4 The snake said to the woman, “You’re totally not going to die.”
וַיֹּ֥אמֶר הַנָּחָ֖שׁ אֶל־הָֽאִשָּׁ֑ה לֹֽא־מ֖וֹת תְּמֻתֽוּן׃
He’s completely wrong, of course — but he’s also more or less right.
Before we get to that, a quick word about “totally” for those who have joined us since I first translated the infinitive absolute that way. (Follow the link in that post for a longer discussion by Edward Cook, who thought of it first.) “In”finitives are called that because they are not finite; they don’t pin down the who or when of the verb. A form like t’mutun of our verse does do that: “y’all [that’s the who] will [that’s the when] die.”
When this special infinitive form is added, that tells us to emphasize the verb. Old-fashioned translations achieve this emphasis by adding the word surely and then going on with their lives. Midrash prefers to find a separate meaning for each verb. In Gen 2:7, where we first saw the words מ֥וֹת תָּמֽוּת, Genesis Rabbah explains tamut to mean that the earthling will die and the added mot to mean that the rest of humanity would die as well.
Contemporary translators have a harder job, because we must understand why the writer added the extra emphasis and then must figure out how to express it. In this particular case, if The Bible Guy™ were a podcast instead of a blog, I would not say “totally” at all. I would simply let my voice drip with amused contempt at the very thought that anyone might imagine she would die for eating a piece of fruit: “Youuuuu’re not gonna die.”

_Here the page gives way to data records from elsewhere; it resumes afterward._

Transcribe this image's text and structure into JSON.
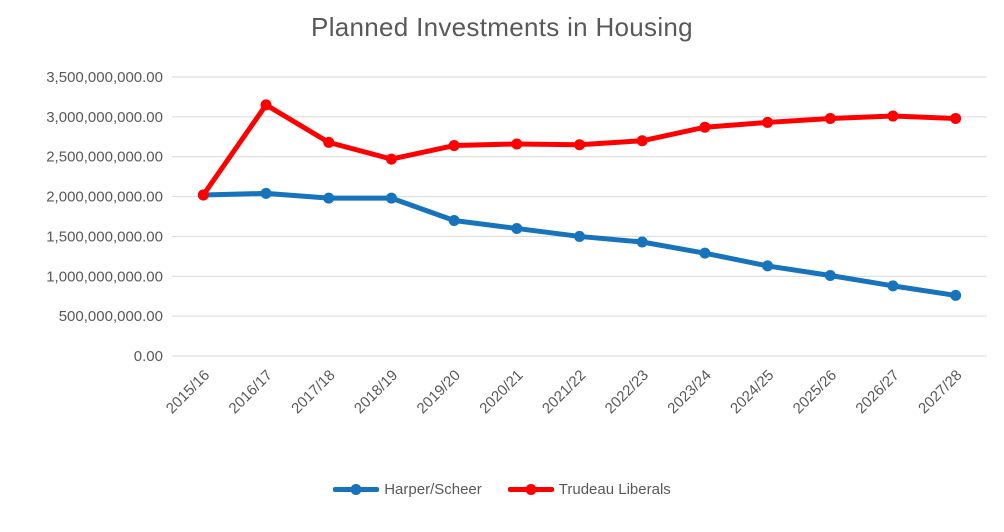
{
  "chart_data": {
    "type": "line",
    "title": "Planned Investments in Housing",
    "categories": [
      "2015/16",
      "2016/17",
      "2017/18",
      "2018/19",
      "2019/20",
      "2020/21",
      "2021/22",
      "2022/23",
      "2023/24",
      "2024/25",
      "2025/26",
      "2026/27",
      "2027/28"
    ],
    "series": [
      {
        "name": "Harper/Scheer",
        "color": "#1673BC",
        "values": [
          2020000000,
          2040000000,
          1980000000,
          1980000000,
          1700000000,
          1600000000,
          1500000000,
          1430000000,
          1290000000,
          1130000000,
          1010000000,
          880000000,
          760000000
        ]
      },
      {
        "name": "Trudeau Liberals",
        "color": "#FF0000",
        "values": [
          2020000000,
          3150000000,
          2680000000,
          2470000000,
          2640000000,
          2660000000,
          2650000000,
          2700000000,
          2870000000,
          2930000000,
          2980000000,
          3010000000,
          2980000000
        ]
      }
    ],
    "xlabel": "",
    "ylabel": "",
    "ylim": [
      0,
      3500000000
    ],
    "ytick_interval": 500000000,
    "ytick_labels": [
      "0.00",
      "500,000,000.00",
      "1,000,000,000.00",
      "1,500,000,000.00",
      "2,000,000,000.00",
      "2,500,000,000.00",
      "3,000,000,000.00",
      "3,500,000,000.00"
    ],
    "grid": true,
    "gridline_color": "#D9D9D9",
    "axis_text_color": "#595959",
    "title_color": "#595959",
    "background": "#FFFFFF",
    "legend_position": "bottom"
  }
}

This woman did die, of course, as will we all — though like William Saroyan I of course presume an exception will be made in my case. The man certainly died, at age 930 according to Gen 5:5 and to his Wikipedia entry, which also tells us that he was “born” at 1 AM on Day 6 in the Garden of Eden. (Neither that verb nor the location is correct, and I am dubious about 1 AM, all of which is a great reminder to be careful when you use Wikipedia.)
We must extrapolate that the woman died, since there is no mention of it in the Bible. Nonetheless, Gen 7:22 tells us that everything on land that breathed died in the Flood, and it is a reasonably good bet that we’d have been told if this woman was one of the four women on the boat who didn’t drown.